The principal offered to check with Shayla and get back to Landeros about her intentions.
But Timm wasn’t interested in a negotiation between the two parents; he wanted Landeros out of the school.
Timm told investigators "red flags" went up when he met Landeros. Timm described Landeros’ dress — they had on a "Smash The Patriarchy and Chill" T-shirt, bulky jacket and black beanie — as "survival gear." Timm saw that Landeros carried a knife at the waist and had a large backpack that investigators later found stored additional rounds of ammunition. Timm also thought it was weird that Landeros and Powell had put on backpacks before coming into the school.
Timm said he didn’t think anything good was going to come out of Oliver’s intervention, that the situation would "blow up."
"So since I knew that she had the authority to take her daughter, I did not want him there when that exchange took place," he said.
The police officer asked the father when did Landeros’ daughter come to stay with Landeros?
Landeros: "Uh, why?"
Timm: “Well because I’m asking.”
Landeros: "I’d rather not, I’d rather not ..."
Timm interrupted: “Okay, then I’m asking you to leave.”
Landeros agreed and grabbed the backpack.
"If you don’t want to answer questions, then we’ll see you," Timm said as Landeros walked out of the office.
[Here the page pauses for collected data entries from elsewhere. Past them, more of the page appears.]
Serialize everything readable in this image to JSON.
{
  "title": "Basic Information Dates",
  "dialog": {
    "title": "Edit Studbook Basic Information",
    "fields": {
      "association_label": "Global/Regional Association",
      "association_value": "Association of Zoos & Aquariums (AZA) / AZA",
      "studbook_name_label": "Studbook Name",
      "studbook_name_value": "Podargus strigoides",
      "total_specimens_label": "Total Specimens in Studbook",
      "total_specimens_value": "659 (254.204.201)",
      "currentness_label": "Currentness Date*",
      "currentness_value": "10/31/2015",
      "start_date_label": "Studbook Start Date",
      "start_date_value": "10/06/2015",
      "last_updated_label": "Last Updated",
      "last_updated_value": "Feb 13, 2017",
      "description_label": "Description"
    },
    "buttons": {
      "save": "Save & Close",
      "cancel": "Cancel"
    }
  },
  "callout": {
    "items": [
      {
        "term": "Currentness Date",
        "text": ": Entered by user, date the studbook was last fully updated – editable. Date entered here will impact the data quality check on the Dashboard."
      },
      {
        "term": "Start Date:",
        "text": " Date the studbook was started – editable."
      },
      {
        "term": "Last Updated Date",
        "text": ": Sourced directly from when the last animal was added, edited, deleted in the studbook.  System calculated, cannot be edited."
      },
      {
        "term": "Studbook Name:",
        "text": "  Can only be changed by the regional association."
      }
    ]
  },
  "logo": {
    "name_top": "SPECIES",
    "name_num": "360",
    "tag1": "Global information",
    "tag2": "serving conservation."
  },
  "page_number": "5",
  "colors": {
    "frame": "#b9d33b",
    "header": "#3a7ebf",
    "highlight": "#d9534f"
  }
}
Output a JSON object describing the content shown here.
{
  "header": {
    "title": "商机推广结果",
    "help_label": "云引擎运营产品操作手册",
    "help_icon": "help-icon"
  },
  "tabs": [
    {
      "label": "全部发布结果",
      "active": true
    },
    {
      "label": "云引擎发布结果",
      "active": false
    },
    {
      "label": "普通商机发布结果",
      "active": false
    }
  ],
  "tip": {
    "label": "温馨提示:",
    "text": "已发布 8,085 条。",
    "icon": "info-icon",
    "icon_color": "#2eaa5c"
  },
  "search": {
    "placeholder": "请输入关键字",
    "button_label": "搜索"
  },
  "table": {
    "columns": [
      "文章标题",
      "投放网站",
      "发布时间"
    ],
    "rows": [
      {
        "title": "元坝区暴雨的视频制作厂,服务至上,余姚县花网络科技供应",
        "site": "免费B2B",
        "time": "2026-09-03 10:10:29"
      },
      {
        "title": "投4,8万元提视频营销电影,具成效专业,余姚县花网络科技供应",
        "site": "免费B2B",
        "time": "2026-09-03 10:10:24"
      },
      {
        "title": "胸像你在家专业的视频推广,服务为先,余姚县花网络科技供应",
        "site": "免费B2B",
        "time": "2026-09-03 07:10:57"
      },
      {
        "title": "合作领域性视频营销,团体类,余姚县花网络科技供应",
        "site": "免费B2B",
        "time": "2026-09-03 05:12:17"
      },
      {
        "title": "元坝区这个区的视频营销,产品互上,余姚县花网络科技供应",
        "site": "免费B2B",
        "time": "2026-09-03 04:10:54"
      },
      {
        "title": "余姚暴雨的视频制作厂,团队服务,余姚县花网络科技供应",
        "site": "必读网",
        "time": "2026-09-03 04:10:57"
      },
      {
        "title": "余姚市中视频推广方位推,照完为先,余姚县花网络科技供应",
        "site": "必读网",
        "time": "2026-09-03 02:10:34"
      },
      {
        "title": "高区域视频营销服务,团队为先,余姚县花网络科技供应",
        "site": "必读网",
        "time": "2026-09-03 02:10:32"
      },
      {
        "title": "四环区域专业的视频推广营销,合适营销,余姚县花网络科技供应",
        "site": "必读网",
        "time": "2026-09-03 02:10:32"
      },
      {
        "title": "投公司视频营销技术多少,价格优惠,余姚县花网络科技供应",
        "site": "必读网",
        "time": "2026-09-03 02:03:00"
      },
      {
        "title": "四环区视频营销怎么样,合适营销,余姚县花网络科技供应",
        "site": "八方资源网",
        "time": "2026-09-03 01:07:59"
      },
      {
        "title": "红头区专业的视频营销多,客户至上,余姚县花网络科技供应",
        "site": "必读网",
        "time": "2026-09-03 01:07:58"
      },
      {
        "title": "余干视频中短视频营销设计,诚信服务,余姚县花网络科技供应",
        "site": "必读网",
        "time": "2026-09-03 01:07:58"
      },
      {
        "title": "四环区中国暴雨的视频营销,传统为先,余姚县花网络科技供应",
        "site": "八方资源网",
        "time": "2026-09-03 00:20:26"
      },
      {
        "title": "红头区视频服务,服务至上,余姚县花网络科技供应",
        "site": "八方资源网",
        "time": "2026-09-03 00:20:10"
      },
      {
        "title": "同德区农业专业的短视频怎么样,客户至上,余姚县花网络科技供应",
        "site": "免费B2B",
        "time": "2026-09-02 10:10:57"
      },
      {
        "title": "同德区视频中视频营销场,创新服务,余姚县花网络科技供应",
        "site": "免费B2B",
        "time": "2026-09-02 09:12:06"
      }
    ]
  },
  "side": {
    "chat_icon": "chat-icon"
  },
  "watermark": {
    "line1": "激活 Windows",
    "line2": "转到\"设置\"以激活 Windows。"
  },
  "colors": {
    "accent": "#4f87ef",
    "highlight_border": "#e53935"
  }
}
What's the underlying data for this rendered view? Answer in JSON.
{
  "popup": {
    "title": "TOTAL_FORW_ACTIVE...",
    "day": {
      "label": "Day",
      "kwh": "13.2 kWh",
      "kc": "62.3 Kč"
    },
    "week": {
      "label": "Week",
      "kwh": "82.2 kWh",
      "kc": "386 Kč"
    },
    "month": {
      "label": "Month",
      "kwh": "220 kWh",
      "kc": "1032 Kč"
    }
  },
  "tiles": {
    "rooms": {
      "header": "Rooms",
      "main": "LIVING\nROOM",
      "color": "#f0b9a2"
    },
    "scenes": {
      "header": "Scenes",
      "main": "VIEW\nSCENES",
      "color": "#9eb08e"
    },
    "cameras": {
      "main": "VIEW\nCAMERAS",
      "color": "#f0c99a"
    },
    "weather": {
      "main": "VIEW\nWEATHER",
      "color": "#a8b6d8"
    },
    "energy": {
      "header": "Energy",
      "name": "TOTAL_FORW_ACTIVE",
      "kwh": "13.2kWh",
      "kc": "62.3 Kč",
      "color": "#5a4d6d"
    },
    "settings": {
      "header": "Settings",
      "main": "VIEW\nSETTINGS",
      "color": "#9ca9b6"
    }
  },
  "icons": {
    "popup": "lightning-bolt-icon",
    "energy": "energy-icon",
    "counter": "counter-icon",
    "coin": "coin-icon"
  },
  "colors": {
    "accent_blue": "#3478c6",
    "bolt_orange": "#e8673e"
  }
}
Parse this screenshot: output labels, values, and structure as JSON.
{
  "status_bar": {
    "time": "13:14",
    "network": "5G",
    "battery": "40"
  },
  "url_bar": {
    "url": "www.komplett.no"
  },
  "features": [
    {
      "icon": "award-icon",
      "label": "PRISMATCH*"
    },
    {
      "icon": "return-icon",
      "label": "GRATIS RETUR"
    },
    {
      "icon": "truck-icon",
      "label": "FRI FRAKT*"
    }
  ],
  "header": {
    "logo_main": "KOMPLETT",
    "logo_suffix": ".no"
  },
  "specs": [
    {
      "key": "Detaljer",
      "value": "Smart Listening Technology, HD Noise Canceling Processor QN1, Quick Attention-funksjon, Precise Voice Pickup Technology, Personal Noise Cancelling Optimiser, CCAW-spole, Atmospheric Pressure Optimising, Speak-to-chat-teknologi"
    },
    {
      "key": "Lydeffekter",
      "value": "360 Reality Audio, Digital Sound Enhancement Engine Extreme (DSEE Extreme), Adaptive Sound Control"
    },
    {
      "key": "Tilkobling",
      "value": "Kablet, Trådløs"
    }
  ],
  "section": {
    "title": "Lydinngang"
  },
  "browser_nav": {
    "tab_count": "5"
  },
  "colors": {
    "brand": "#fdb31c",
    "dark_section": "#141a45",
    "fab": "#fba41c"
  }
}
Johns, who came into the office a minute earlier, recalled that the discussion was going fine and he expected things to wrap up shortly — until Landeros refused to answer Timm’s question about the daughter. Johns said he interpreted Landeros declining to answer the question as a "big (expletive) you" to Timm.
"And at that point I sensed the hostility," Johns recalled later. "... So now I'm kind of — like, OK, it's not going to be as easy as I thought it was going to be, so I'm standing there prepared."
Johns started to follow Landeros out. Timm called Johns back, relating what Shayla told him earlier about the FBI investigation.
"He needs to leave the school, OK?" Timm said quietly.
Johns and then Timm walked up to Landeros, standing near the school's front entrance.
Landeros told the officers that Landeros was waiting to hear from the principal about Shayla’s plans for their daughter. Landeros told the officers they didn't have authority to order them to leave. Timm disagreed.
Landeros’ daughter happened upon the scene on her way to the principal’s office. She needed her locker combination. She wore a black long-sleeved shirt with the word "Florida" emblazoned on its front that her father had given as a gift. Surprised to see her father, she forgot about the locker.
Landeros saw their daughter, yelled her name several times before shouting for her to "go" while moving. Johns shoved Landeros out the door.
"I'm not going to get into a fight with someone in a front entranceway with all these kids around," Johns explained later.
Landeros' daughter, unsure what was happening, dropped her school books and followed her father outside.
Johns attempted to pin Landeros against the wall. Timm informed Landeros they were under arrest.
Landeros tried to break free. "Let go of me," Landeros yelled at the officers as they struggled.
In those final seconds, Landeros' love and rage appear to fuse and combust. At 10:45 a.m., everything happens at once.
Timm sees Landeros sweep back the jacket. The officer expects to see the knife but ...
"He’s got a gun. Gun!" Timm yells.
"Dad! Dad!" the daughter yells.
Timm's body camera shows the gun pointed at Timm on two separate occasions.
Landeros fires twice. The second shot narrowly misses Timm, the officer said later. The officer stumbles, recovers, and draws and fires his weapon as Johns and Landeros are struggling on the ground over Landeros' gun. Both officers later said they feared for their lives. Timm aims at Landeros' head after his first shot missed.
"LET GO OF ME! LET GO OF ME!" Landeros screams.
Timm fires. Landeros goes limp.
Landeros’ daughter stands just behind the officers. On the opposite side, Powell, having heard the gunshots from the truck, appears.
Landeros, motionless on the ground between them, lies dying as their screams fill the air.